The provisions include fair wages, economic incentives for areas hosting renewable energy projects and community engagement between developers and the hosts for the projects.

“These large-scale renewable projects will foster much-needed investment and thousands of good-paying jobs across New York as we continue to rebuild the state’s economy with green energy,” Cuomo said. “We’re strengthening our commitment to renewable energy by creating new private-public partnerships that can accelerate the development of these critical resources.”

The energy research and development authority partnered with CS Energy, one of the leading solar companies in the state, to construct eight solar panel sites. The company’s experience and reputation makes it the most fitting corporation to work with the state to reach their clean energy goals, said Eric Millard, chief commercial officer of the firm, in a press release. 

“The benefits of solar projects to both the communities in which they are located and the state as a whole are immense. We are very optimistic about the future of renewable energy in New York,” Millard said in a statement.

CS Energy announced April 27 that their eight solar projects had initiated construction and estimated that they could become operational by the end of 2021. The sites would become the first operational utility-scale solar projects in upstate New York, according to the announcement. 

In addition to the renewable energy projects, the energy research and development authority is working to negotiate between agricultural organizations and solar developers, according to Cuomo’s release.

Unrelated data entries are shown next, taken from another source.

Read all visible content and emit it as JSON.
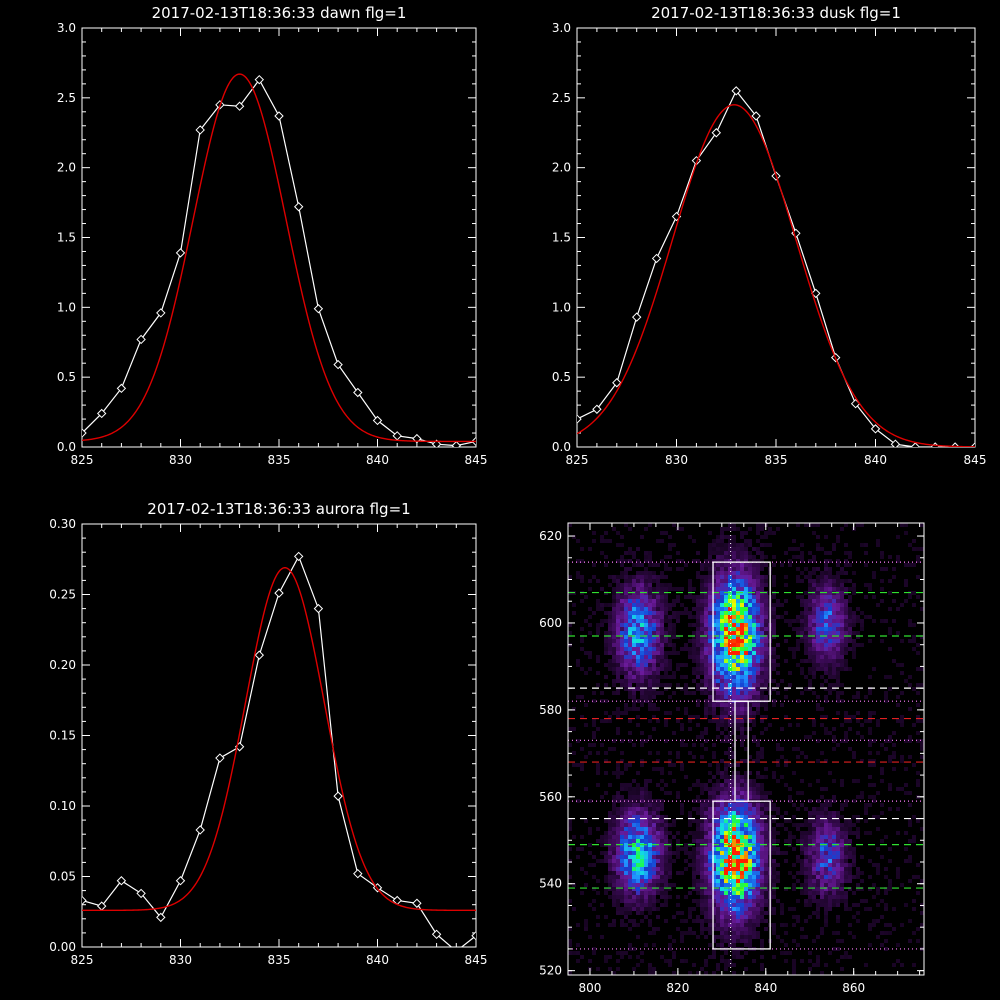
{
  "chart_data": [
    {
      "type": "line",
      "title": "2017-02-13T18:36:33 dawn flg=1",
      "xlim": [
        825,
        845
      ],
      "ylim": [
        0.0,
        3.0
      ],
      "xticks": [
        "825",
        "830",
        "835",
        "840",
        "845"
      ],
      "yticks": [
        "0.0",
        "0.5",
        "1.0",
        "1.5",
        "2.0",
        "2.5",
        "3.0"
      ],
      "series": [
        {
          "kind": "data",
          "color": "#ffffff",
          "x": [
            825,
            826,
            827,
            828,
            829,
            830,
            831,
            832,
            833,
            834,
            835,
            836,
            837,
            838,
            839,
            840,
            841,
            842,
            843,
            844,
            845
          ],
          "y": [
            0.1,
            0.24,
            0.42,
            0.77,
            0.96,
            1.39,
            2.27,
            2.45,
            2.44,
            2.63,
            2.37,
            1.72,
            0.99,
            0.59,
            0.39,
            0.19,
            0.08,
            0.06,
            0.02,
            0.01,
            0.04
          ]
        },
        {
          "kind": "fit",
          "color": "#dd0000",
          "gauss": {
            "a": 2.63,
            "mu": 833.0,
            "sigma": 2.35,
            "b": 0.04
          }
        }
      ]
    },
    {
      "type": "line",
      "title": "2017-02-13T18:36:33 dusk flg=1",
      "xlim": [
        825,
        845
      ],
      "ylim": [
        0.0,
        3.0
      ],
      "xticks": [
        "825",
        "830",
        "835",
        "840",
        "845"
      ],
      "yticks": [
        "0.0",
        "0.5",
        "1.0",
        "1.5",
        "2.0",
        "2.5",
        "3.0"
      ],
      "series": [
        {
          "kind": "data",
          "color": "#ffffff",
          "x": [
            825,
            826,
            827,
            828,
            829,
            830,
            831,
            832,
            833,
            834,
            835,
            836,
            837,
            838,
            839,
            840,
            841,
            842,
            843,
            844,
            845
          ],
          "y": [
            0.2,
            0.27,
            0.46,
            0.93,
            1.35,
            1.65,
            2.05,
            2.25,
            2.55,
            2.37,
            1.94,
            1.53,
            1.1,
            0.64,
            0.31,
            0.13,
            0.02,
            0.0,
            0.0,
            0.0,
            0.0
          ]
        },
        {
          "kind": "fit",
          "color": "#dd0000",
          "gauss": {
            "a": 2.45,
            "mu": 832.9,
            "sigma": 3.1,
            "b": 0.0
          }
        }
      ]
    },
    {
      "type": "line",
      "title": "2017-02-13T18:36:33 aurora flg=1",
      "xlim": [
        825,
        845
      ],
      "ylim": [
        0.0,
        0.3
      ],
      "xticks": [
        "825",
        "830",
        "835",
        "840",
        "845"
      ],
      "yticks": [
        "0.00",
        "0.05",
        "0.10",
        "0.15",
        "0.20",
        "0.25",
        "0.30"
      ],
      "series": [
        {
          "kind": "data",
          "color": "#ffffff",
          "x": [
            825,
            826,
            827,
            828,
            829,
            830,
            831,
            832,
            833,
            834,
            835,
            836,
            837,
            838,
            839,
            840,
            841,
            842,
            843,
            844,
            845
          ],
          "y": [
            0.033,
            0.029,
            0.047,
            0.038,
            0.021,
            0.047,
            0.083,
            0.134,
            0.142,
            0.207,
            0.251,
            0.277,
            0.24,
            0.107,
            0.052,
            0.042,
            0.033,
            0.031,
            0.009,
            -0.003,
            0.008
          ]
        },
        {
          "kind": "fit",
          "color": "#dd0000",
          "gauss": {
            "a": 0.243,
            "mu": 835.3,
            "sigma": 2.0,
            "b": 0.026
          }
        }
      ]
    },
    {
      "type": "heatmap",
      "title": "",
      "xlim": [
        795,
        876
      ],
      "ylim": [
        519,
        623
      ],
      "xticks": [
        "800",
        "820",
        "840",
        "860"
      ],
      "yticks": [
        "520",
        "540",
        "560",
        "580",
        "600",
        "620"
      ],
      "colormap": [
        "#000000",
        "#3a0a55",
        "#6a1a9a",
        "#1540d0",
        "#2090ff",
        "#10e0e0",
        "#20ff30",
        "#e8ff00",
        "#ff2000"
      ],
      "blobs": [
        {
          "x": 811,
          "y": 598,
          "sx": 3.2,
          "sy": 6.5,
          "peak": 0.48
        },
        {
          "x": 833,
          "y": 597,
          "sx": 3.6,
          "sy": 8.5,
          "peak": 0.95
        },
        {
          "x": 854,
          "y": 600,
          "sx": 2.8,
          "sy": 5.5,
          "peak": 0.35
        },
        {
          "x": 811,
          "y": 547,
          "sx": 3.2,
          "sy": 6.0,
          "peak": 0.58
        },
        {
          "x": 833,
          "y": 546,
          "sx": 3.6,
          "sy": 8.0,
          "peak": 0.95
        },
        {
          "x": 854,
          "y": 546,
          "sx": 2.8,
          "sy": 5.5,
          "peak": 0.32
        }
      ],
      "vertical_line_x": 832,
      "boxes": [
        {
          "x0": 828,
          "x1": 841,
          "y0": 582,
          "y1": 614
        },
        {
          "x0": 828,
          "x1": 841,
          "y0": 525,
          "y1": 559
        },
        {
          "x0": 833,
          "x1": 836,
          "y0": 559,
          "y1": 582
        }
      ],
      "hlines": [
        {
          "y": 614,
          "color": "#ff80ff",
          "style": "dotted"
        },
        {
          "y": 607,
          "color": "#30e030",
          "style": "dashed"
        },
        {
          "y": 597,
          "color": "#30e030",
          "style": "dashed"
        },
        {
          "y": 585,
          "color": "#ffffff",
          "style": "dashed"
        },
        {
          "y": 582,
          "color": "#ff80ff",
          "style": "dotted"
        },
        {
          "y": 578,
          "color": "#e02020",
          "style": "dashed"
        },
        {
          "y": 573,
          "color": "#ff80ff",
          "style": "dotted"
        },
        {
          "y": 568,
          "color": "#e02020",
          "style": "dashed"
        },
        {
          "y": 559,
          "color": "#ff80ff",
          "style": "dotted"
        },
        {
          "y": 555,
          "color": "#ffffff",
          "style": "dashed"
        },
        {
          "y": 549,
          "color": "#30e030",
          "style": "dashed"
        },
        {
          "y": 539,
          "color": "#30e030",
          "style": "dashed"
        },
        {
          "y": 525,
          "color": "#ff80ff",
          "style": "dotted"
        }
      ]
    }
  ]
}
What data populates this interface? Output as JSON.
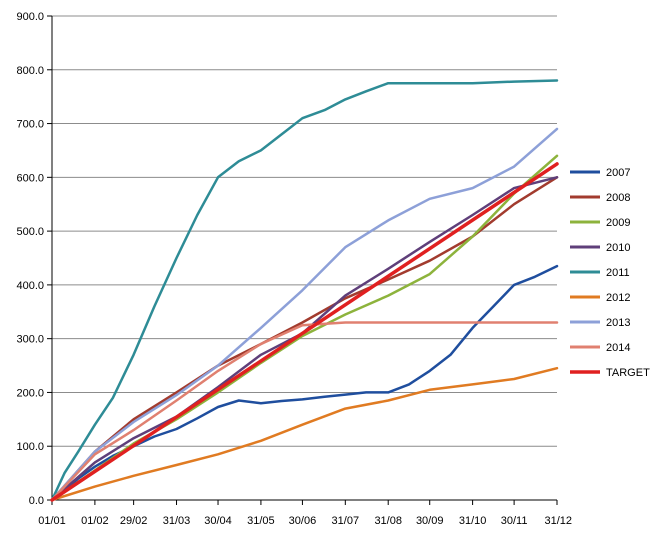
{
  "chart_data": {
    "type": "line",
    "title": "",
    "xlabel": "",
    "ylabel": "",
    "x_ticks": [
      "01/01",
      "01/02",
      "29/02",
      "31/03",
      "30/04",
      "31/05",
      "30/06",
      "31/07",
      "31/08",
      "30/09",
      "31/10",
      "30/11",
      "31/12"
    ],
    "y_ticks": [
      "0.0",
      "100.0",
      "200.0",
      "300.0",
      "400.0",
      "500.0",
      "600.0",
      "700.0",
      "800.0",
      "900.0"
    ],
    "x_day_of_year": [
      1,
      32,
      60,
      91,
      121,
      152,
      182,
      213,
      244,
      274,
      305,
      335,
      366
    ],
    "xlim": [
      1,
      366
    ],
    "ylim": [
      0,
      900
    ],
    "grid": "horizontal",
    "legend_position": "right",
    "series": [
      {
        "name": "2007",
        "color": "#1F4E9E",
        "width": 2.5,
        "x": [
          1,
          20,
          32,
          45,
          60,
          75,
          91,
          106,
          121,
          136,
          152,
          167,
          182,
          198,
          213,
          228,
          244,
          259,
          274,
          289,
          305,
          320,
          335,
          350,
          366
        ],
        "y": [
          0,
          40,
          62,
          82,
          100,
          118,
          132,
          152,
          173,
          185,
          180,
          184,
          187,
          192,
          196,
          200,
          200,
          215,
          240,
          270,
          320,
          360,
          400,
          415,
          435
        ]
      },
      {
        "name": "2008",
        "color": "#A23B2E",
        "width": 2.5,
        "x": [
          1,
          32,
          60,
          91,
          121,
          152,
          182,
          213,
          244,
          274,
          305,
          335,
          366
        ],
        "y": [
          0,
          90,
          150,
          200,
          250,
          290,
          330,
          375,
          410,
          445,
          490,
          550,
          600
        ]
      },
      {
        "name": "2009",
        "color": "#8DB33C",
        "width": 2.5,
        "x": [
          1,
          32,
          60,
          91,
          121,
          152,
          182,
          213,
          244,
          274,
          305,
          335,
          366
        ],
        "y": [
          0,
          55,
          105,
          150,
          200,
          255,
          305,
          345,
          380,
          420,
          490,
          570,
          640
        ]
      },
      {
        "name": "2010",
        "color": "#5F3F7A",
        "width": 2.5,
        "x": [
          1,
          32,
          60,
          91,
          121,
          152,
          182,
          213,
          244,
          274,
          305,
          335,
          366
        ],
        "y": [
          0,
          70,
          115,
          155,
          210,
          270,
          310,
          380,
          430,
          480,
          530,
          580,
          600
        ]
      },
      {
        "name": "2011",
        "color": "#2E8C96",
        "width": 2.5,
        "x": [
          1,
          10,
          20,
          32,
          45,
          60,
          75,
          91,
          106,
          121,
          136,
          152,
          167,
          182,
          198,
          213,
          228,
          244,
          259,
          274,
          305,
          335,
          366
        ],
        "y": [
          0,
          50,
          90,
          140,
          190,
          270,
          360,
          450,
          530,
          600,
          630,
          650,
          680,
          710,
          725,
          745,
          760,
          775,
          775,
          775,
          775,
          778,
          780
        ]
      },
      {
        "name": "2012",
        "color": "#E07B22",
        "width": 2.5,
        "x": [
          1,
          32,
          60,
          91,
          121,
          152,
          182,
          213,
          244,
          274,
          305,
          335,
          366
        ],
        "y": [
          0,
          25,
          45,
          65,
          85,
          110,
          140,
          170,
          185,
          205,
          215,
          225,
          245
        ]
      },
      {
        "name": "2013",
        "color": "#8DA0D8",
        "width": 2.5,
        "x": [
          1,
          32,
          60,
          91,
          121,
          152,
          182,
          213,
          244,
          274,
          305,
          335,
          366
        ],
        "y": [
          0,
          90,
          145,
          195,
          250,
          320,
          390,
          470,
          520,
          560,
          580,
          620,
          690
        ]
      },
      {
        "name": "2014",
        "color": "#E08070",
        "width": 2.5,
        "x": [
          1,
          32,
          60,
          91,
          121,
          152,
          182,
          213,
          244,
          274,
          305,
          335,
          366
        ],
        "y": [
          0,
          85,
          130,
          185,
          240,
          290,
          325,
          330,
          330,
          330,
          330,
          330,
          330
        ]
      },
      {
        "name": "TARGET",
        "color": "#E02020",
        "width": 3.5,
        "x": [
          1,
          366
        ],
        "y": [
          0,
          625
        ]
      }
    ]
  }
}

The new Agricultural Technical Working Group would support farmland protection boards to make recommendations regarding responsible siting of solar on the state’s agricultural land, the release said.

“By making historic investments in renewable energy and creating good paying jobs, New York continues to show the rest of the country how to fight the effects of climate change and chart a cleaner, more sustainable path for the post-pandemic future,” Lt. Gov. Kathy Hochul said in a press release.